The Tigers are not only in the playoffs, they're winning games in the playoffs. This is kind of fun, isn't it?
Al Alburquerque kissed the ball. Josh Reddick didn't like it. Who cares? Naturally it wouldn't be a playoff series without a controversy. While some posit the umpires and their strike zones are not consistent, that's not nearly as fun. Instead, Oakland outfielder Josh Reddick didn't like the reaction of Alburquerque, who fielded then promptly kissed the ball for Oakland's final out of the game. He didn't appreciate it, thinks it's immature and says it has no place in the game. It surely would have been better if he'd had no comment. Instead, he had a comment, and now everybody's going to have to talk about it.
Al-Al kissed the ball. So what? Some players point to the sky, some scream in excitement, some flail about like fools. Al kissed the ball. That was probably the biggest out he's gotten in his life. He's allowed to show a little emotion. It's not like he pointed at Reddick and laughed like Nelson on the Simpsons. Now that would have been disrespectful. I don't want to watch a game where players aren't allowed to call emotion. It's called football, and it's boring.
The funny thing about scripts is how often the actors improvise. The A's were deeper. They had superior defense. They were red hot, coming back to win the A.L. West. The A.L. West, you'll recall, is vastly superior to the A.L. Central, so it follows the teams in the West must be, too.
Yet there was gaffe after miscue, allowing the Tigers to score extra runs. There was Tigers manager Jim Leyland making four substitutions to his lineup during the game and getting the most out of his bench. Not only did Don Kelly hit the walk-off sacrifice, he also scored a run Sunday. There was the A's bullpen giving up four runs and handing back an eight-innings lead. There was Oakland outfielder CoCo Crisp, dropping a ball and allowing two runs to score. It's not that the Tigers are not always pretty in the field, but in watching the series you'd have a hard time remembering which team brought cement gloves and which team played superior defense.
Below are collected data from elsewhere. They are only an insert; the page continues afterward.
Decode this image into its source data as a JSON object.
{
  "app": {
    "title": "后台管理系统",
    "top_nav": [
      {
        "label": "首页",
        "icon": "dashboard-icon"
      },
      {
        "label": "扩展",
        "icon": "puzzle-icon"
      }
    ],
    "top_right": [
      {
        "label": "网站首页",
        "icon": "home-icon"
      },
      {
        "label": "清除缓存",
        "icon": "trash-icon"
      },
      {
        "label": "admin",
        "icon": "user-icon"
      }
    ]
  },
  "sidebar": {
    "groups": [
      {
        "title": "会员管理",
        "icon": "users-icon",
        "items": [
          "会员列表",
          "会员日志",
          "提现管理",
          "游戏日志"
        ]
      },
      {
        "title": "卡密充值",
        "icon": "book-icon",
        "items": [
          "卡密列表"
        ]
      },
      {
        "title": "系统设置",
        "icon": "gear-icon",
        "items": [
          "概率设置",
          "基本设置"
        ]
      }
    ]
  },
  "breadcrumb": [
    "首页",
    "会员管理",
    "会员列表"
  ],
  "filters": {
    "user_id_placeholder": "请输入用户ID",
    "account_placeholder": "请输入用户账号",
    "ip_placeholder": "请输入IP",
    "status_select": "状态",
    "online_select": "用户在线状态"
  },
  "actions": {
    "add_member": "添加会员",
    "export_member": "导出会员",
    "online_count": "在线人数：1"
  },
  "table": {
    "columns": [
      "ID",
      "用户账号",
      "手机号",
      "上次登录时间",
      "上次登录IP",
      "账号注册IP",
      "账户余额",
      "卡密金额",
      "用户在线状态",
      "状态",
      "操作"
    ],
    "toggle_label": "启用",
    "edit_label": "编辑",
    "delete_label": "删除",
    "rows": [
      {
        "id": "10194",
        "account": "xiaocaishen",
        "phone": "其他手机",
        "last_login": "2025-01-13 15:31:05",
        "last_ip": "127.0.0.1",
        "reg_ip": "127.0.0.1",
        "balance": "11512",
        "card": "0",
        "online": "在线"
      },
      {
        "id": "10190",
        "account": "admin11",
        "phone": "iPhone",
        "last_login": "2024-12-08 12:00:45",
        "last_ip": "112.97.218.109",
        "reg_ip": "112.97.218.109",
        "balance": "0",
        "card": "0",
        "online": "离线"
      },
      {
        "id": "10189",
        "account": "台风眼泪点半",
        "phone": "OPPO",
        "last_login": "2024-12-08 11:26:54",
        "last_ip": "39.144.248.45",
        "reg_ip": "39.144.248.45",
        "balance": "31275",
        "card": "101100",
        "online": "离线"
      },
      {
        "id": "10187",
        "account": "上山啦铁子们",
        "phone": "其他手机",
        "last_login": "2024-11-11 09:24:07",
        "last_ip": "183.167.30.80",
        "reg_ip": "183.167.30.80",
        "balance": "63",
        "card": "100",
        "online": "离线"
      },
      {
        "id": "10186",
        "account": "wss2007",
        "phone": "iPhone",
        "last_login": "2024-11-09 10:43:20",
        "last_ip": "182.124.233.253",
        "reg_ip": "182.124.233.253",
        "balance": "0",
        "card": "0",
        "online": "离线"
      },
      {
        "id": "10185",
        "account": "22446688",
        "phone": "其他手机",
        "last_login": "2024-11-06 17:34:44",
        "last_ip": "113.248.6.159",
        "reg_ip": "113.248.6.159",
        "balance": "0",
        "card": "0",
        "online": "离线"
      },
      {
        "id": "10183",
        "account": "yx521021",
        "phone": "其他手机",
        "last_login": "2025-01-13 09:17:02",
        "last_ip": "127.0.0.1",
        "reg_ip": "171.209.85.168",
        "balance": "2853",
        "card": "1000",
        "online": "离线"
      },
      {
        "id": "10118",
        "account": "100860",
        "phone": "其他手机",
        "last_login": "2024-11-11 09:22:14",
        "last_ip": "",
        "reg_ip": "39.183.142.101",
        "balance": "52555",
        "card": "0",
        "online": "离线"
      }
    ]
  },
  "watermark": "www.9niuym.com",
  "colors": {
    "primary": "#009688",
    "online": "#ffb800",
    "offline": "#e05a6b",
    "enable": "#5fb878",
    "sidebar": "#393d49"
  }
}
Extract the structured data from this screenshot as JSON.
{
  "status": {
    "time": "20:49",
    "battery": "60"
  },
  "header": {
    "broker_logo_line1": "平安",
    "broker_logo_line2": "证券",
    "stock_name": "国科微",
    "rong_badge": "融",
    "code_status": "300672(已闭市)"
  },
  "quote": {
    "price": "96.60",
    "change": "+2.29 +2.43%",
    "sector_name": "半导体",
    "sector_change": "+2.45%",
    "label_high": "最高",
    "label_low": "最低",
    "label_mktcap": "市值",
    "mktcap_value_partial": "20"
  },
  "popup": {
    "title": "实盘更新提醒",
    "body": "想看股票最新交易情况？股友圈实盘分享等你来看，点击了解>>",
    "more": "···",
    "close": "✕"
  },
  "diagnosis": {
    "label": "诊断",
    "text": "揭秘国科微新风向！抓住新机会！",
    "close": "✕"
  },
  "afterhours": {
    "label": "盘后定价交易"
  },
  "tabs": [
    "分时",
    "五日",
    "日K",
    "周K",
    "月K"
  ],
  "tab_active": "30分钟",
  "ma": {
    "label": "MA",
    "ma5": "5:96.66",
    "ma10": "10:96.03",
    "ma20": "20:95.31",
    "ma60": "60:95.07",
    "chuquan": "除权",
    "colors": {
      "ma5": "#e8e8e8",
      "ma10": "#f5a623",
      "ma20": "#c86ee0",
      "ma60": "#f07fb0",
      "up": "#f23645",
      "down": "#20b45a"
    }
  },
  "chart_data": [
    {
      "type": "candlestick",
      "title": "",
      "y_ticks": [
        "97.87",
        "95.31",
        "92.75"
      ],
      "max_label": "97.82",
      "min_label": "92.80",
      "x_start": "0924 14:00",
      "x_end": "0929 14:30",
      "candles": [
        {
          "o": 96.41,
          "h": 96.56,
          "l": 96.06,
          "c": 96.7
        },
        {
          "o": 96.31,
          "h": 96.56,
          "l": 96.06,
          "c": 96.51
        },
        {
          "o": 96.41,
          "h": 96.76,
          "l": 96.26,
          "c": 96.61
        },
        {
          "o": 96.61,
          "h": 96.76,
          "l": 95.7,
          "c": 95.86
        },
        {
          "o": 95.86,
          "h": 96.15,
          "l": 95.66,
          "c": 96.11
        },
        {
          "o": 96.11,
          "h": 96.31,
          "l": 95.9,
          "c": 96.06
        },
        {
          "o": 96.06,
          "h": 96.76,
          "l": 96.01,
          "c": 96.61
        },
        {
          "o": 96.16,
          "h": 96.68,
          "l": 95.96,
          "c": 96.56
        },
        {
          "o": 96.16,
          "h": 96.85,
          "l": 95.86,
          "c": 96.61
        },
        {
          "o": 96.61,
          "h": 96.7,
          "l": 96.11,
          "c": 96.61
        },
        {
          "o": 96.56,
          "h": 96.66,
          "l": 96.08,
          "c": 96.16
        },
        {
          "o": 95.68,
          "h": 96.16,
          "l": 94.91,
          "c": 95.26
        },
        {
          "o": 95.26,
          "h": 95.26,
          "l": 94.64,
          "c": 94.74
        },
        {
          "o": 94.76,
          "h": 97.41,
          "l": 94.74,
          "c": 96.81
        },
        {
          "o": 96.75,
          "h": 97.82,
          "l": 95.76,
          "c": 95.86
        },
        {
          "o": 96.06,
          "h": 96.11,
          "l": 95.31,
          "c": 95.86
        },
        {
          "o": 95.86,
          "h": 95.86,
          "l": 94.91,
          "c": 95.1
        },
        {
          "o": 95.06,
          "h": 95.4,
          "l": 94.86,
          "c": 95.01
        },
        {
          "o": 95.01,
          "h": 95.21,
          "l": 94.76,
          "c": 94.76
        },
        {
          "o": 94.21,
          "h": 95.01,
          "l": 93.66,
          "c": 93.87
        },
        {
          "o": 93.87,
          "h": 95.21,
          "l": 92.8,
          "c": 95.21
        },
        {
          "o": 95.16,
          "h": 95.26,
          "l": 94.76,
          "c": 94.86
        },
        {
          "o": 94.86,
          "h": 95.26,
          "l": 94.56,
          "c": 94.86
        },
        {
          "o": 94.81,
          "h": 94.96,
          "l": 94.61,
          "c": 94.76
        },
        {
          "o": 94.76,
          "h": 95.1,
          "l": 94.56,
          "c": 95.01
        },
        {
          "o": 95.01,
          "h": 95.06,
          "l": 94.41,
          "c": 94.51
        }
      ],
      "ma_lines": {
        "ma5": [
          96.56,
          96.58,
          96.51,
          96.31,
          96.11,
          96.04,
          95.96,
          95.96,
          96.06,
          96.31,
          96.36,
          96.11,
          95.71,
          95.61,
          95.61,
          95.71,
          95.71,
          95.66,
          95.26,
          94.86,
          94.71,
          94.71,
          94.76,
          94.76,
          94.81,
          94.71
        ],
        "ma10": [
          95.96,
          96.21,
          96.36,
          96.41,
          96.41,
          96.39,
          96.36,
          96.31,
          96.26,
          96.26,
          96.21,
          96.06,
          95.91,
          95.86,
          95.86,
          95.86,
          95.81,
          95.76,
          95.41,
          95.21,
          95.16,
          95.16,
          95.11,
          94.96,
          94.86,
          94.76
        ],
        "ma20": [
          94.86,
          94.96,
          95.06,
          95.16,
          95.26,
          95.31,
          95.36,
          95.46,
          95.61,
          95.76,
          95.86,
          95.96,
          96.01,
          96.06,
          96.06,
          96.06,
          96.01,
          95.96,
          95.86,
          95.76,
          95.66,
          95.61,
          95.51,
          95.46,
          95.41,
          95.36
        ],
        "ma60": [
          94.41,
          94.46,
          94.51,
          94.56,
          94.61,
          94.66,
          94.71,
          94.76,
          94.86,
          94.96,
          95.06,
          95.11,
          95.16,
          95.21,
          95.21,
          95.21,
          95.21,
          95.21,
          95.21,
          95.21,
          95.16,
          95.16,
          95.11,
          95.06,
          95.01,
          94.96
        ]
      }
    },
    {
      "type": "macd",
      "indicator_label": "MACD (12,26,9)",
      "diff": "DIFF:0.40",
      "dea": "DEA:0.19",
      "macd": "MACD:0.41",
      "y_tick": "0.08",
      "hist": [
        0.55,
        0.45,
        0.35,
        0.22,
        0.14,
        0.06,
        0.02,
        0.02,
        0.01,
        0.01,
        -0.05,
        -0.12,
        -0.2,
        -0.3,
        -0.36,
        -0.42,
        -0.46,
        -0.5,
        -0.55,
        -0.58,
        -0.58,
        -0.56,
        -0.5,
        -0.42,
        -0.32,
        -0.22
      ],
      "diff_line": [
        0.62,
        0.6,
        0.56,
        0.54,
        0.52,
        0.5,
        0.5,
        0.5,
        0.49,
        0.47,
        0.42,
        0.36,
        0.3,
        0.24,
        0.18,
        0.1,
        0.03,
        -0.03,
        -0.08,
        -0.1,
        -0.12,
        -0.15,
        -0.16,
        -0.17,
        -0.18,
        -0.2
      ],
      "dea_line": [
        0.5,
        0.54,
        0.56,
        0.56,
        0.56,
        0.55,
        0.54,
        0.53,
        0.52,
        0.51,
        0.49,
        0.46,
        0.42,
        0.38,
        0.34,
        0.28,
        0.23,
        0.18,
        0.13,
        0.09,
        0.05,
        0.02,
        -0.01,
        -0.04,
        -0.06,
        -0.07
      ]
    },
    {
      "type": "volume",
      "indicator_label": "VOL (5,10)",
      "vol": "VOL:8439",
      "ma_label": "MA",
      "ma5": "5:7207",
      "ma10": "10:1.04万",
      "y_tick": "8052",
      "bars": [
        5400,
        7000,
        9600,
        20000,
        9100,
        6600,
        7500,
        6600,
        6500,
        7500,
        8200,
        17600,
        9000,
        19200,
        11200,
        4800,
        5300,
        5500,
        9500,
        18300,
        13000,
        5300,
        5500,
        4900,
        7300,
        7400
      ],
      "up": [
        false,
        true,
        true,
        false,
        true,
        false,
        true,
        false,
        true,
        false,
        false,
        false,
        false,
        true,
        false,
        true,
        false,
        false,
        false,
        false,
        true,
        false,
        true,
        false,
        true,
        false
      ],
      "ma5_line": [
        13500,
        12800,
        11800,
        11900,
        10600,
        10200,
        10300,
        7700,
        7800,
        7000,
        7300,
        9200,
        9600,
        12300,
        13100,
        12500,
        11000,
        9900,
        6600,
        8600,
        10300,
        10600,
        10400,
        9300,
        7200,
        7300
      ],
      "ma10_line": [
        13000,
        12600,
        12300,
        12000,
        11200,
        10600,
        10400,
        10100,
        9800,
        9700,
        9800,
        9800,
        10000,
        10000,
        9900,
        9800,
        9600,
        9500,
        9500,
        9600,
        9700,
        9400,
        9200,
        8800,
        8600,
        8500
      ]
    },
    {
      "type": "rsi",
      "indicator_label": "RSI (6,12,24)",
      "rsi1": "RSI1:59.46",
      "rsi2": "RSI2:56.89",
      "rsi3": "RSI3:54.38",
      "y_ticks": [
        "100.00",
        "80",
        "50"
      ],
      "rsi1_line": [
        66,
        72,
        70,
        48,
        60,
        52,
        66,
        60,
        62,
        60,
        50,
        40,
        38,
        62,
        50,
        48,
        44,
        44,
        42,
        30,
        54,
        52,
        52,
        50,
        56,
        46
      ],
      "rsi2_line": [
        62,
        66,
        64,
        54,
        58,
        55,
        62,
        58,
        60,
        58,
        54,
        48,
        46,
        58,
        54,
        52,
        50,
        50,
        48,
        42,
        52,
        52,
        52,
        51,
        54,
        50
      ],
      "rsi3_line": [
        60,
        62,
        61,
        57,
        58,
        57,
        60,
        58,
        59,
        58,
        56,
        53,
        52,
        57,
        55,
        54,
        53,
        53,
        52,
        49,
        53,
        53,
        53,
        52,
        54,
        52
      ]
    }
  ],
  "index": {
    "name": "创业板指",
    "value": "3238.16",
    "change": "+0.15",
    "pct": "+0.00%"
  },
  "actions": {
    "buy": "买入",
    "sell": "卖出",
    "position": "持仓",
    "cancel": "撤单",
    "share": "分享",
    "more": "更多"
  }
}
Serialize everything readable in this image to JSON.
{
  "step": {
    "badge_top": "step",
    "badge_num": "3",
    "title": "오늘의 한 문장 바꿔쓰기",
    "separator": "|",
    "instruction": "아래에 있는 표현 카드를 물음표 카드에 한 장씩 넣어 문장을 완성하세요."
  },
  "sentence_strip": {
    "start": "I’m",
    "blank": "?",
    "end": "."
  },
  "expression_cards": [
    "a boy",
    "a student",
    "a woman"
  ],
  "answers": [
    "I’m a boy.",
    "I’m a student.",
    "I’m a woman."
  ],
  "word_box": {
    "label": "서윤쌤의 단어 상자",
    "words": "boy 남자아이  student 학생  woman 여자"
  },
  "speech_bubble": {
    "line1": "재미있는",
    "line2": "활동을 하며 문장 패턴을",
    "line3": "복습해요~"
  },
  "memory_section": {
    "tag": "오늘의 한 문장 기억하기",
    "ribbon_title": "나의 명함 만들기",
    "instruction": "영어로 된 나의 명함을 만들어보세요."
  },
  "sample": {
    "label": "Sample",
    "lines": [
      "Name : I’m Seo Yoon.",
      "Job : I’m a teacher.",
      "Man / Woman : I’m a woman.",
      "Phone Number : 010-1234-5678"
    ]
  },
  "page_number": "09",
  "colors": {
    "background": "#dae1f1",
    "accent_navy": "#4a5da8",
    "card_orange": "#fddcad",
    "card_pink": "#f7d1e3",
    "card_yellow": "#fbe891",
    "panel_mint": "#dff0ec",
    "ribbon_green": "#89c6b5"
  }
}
The funny thing about so much of the analysis out there, at least as it pertains to the Tigers, is how often it doesn't come to pass. (He says, hoping the Tigers do not make a sudden reversal in the coming days.) It's easy to get so caught up in the storylines that you lose the truth and overstate the differences.
But at least one storyline held: Justin Verlander is still awesome. Seven innings, three hits, one run allowed and 11 strikeouts. It's not hard to argue the reigning Cy Young and MVP pitched his best postseason game yet. The regular season is great. It's the big sample. But reputations are truly made in the postseason -- Reggie Jackson wasn't called Mr. October for nothing -- and Verlander seems to answer the call better each time out.
The Tigers have gotten contributions from all over the roster. Quintin Berry, a career minor leaguer, started in the team's first postseason game in his first major league season. He had two hits Saturday. Alex Avila had a home run. Kelly had a run and RBI; Jhonny Peralta two hits, Delmon Young a hit and RBI. Andy Dirks hit in each game. Joaquin Benoit may have stumbled Sunday but he pitched a relatively calm scoreless eighth Saturday. And, of course, Alburquerque came up with a big out. One thing you can say about Leyland, he knows his roster and he deploys it well.
The Tigers are in a wonderful place. Up 2-0 in the series, all they have to do is win a game in Oakland. They'll send Anibal Sanchez and if necessary Max Scherzer and Verlander to the mound as starting pitchers. In Oakland earlier this year, Detroit went 2-2. The Tigers won the season series, 4-3, and you push that to 6-3 when you include the two ALDS games so far. The Tigers clearly have the ability to finish the series off.
As David Tokarz has said more than once in our comments and on Twitter, no hubris. Do not taunt the baseball gods here. Do not lose focus. The Tigers need to finish things as quickly as possible, before the A's players can manufacture any reason to believe they'll make a series out of this.
Baseball gods willing, potential ALCS tickets go on sale 10 a.m. Tuesday at Tigers.com or by calling 1-866-66-TIGER. They will not be available at the box office, the Tigers say.